# New SMith PheNom Goggles



## Guest (Dec 3, 2008)

I just ordered a pair. On their way. 
Supposedly they're a one size fits all. I tried a pair on at the store for sizing and they fit me snug. They have a vaporator lense and vents on top that you can easily adjust to open or close, so fogging should not be a problem.


----------



## Guest (Dec 3, 2008)

ya im about to order me some right now!! i just wantd some feedback first.. 130 is a lot to spend if you dont know nothin bout them


----------



## legallyillegal (Oct 6, 2008)

They fit small-to-medium.

More medium than small.


----------



## Guest (Dec 4, 2008)

Had a pair last year until my dog chewed them up but i liked them a lot.


----------



## killclimbz (Aug 10, 2007)

I've got a pair of Turbo Fan Phenoms with the Sensor lens. Fantastic goggle without a doubt. For the money I personally think Smith makes the best goggles out there.


----------



## Jenzo (Oct 14, 2008)

Anyone try the Prodigy? I am debating between the Prodigy and the Phenom... can anyone compare them to another fit of goggle?


----------



## AAA (Feb 2, 2008)

I recently tried both on. Both similar, but the Phenoms were too small and had a touch less peripheral/downward view. The Prodigy's were bigger and fit me well. I ordered a black pair with the Sensor Mirrored lenses online and am waiting for them to arrive. Evogear by far had them at the best price I could find, at $56.90, with free shipping. Just checked them, though, and it looks like their sale ended and they went back up. If one store had them for that, though, others are bound to have them at least in that ballpark sooner or later.


----------



## Jenzo (Oct 14, 2008)

Cool, thanks for info. I went with the Prodigy turbo fan. On sale at backcountry


----------



## Rocan (Dec 3, 2008)

i have the phenom goggles... great gogles, got them cheap from sierra, says on the box medium fit. dont fog, good vision, comfy fit. i couldnt say anything bad about them. I like how you can un clip them instead of sliding em off... great for long hair. last but not least, the quality is top notch.

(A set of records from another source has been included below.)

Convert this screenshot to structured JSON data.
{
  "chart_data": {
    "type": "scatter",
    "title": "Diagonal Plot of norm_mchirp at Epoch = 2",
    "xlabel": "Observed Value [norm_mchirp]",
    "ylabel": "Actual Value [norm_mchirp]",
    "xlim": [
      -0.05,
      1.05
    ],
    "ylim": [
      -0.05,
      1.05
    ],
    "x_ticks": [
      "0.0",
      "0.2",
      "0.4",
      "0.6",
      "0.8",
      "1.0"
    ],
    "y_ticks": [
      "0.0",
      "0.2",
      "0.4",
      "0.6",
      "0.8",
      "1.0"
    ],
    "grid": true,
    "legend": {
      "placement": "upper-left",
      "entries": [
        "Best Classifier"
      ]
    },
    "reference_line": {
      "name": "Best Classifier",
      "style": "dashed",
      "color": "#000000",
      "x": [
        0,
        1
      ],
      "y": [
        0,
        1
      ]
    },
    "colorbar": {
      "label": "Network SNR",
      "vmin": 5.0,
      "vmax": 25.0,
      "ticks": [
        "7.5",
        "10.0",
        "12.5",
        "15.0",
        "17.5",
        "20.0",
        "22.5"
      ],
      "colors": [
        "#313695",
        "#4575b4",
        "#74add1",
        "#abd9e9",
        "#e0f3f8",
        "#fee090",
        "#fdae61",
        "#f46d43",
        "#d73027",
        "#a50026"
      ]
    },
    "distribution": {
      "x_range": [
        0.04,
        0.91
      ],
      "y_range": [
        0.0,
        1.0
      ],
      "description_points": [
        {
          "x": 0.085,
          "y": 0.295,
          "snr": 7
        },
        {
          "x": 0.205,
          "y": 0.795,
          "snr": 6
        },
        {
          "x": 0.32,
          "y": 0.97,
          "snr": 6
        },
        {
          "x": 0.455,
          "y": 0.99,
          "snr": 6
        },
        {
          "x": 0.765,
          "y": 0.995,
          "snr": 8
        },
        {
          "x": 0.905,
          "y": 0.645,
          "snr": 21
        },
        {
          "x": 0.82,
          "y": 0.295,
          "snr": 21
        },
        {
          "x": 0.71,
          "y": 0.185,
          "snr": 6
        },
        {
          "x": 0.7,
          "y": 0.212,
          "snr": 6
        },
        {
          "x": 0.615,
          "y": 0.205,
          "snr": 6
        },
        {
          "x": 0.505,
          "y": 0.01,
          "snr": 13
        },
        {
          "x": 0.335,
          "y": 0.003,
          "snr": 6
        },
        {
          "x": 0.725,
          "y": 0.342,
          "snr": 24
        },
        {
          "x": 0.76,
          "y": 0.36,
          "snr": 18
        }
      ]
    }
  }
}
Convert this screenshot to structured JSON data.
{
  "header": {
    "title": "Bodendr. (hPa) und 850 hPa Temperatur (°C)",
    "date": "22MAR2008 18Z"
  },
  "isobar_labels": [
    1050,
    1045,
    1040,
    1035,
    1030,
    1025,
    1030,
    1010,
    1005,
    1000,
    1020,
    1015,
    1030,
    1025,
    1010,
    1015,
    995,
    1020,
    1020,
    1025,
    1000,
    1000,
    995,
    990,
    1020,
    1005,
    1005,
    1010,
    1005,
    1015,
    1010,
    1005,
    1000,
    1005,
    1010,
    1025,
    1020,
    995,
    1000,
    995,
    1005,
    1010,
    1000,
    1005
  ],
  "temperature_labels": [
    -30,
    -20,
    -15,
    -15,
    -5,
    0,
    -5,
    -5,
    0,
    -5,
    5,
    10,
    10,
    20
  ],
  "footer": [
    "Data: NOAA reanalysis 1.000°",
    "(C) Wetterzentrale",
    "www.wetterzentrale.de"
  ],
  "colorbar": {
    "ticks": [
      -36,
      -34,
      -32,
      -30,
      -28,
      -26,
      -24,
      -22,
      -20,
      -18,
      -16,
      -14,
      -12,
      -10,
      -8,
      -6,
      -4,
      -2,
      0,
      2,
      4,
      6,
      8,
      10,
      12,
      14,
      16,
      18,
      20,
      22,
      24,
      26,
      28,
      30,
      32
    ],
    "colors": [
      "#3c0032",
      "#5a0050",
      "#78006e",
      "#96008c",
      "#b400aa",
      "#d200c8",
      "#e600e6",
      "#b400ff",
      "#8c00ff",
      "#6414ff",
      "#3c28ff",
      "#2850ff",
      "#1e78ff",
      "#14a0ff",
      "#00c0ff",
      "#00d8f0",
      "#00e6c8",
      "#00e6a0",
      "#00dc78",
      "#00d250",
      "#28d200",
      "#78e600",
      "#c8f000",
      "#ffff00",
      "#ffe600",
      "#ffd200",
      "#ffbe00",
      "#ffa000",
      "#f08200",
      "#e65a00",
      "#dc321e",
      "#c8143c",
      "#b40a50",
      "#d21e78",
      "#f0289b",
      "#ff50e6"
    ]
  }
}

overall... the phenom is super steezy.


----------



## Guest (Dec 21, 2008)

not sure why it is medium fit, my head is 7.75 and phenoms fit fine (before i shaved my head i wore an 8" hat)









i've never had 'em fog up and spherical lenses are nice. I have the platinum mirror lens for mine and it's absolutely awesome for bright bluebird days.


----------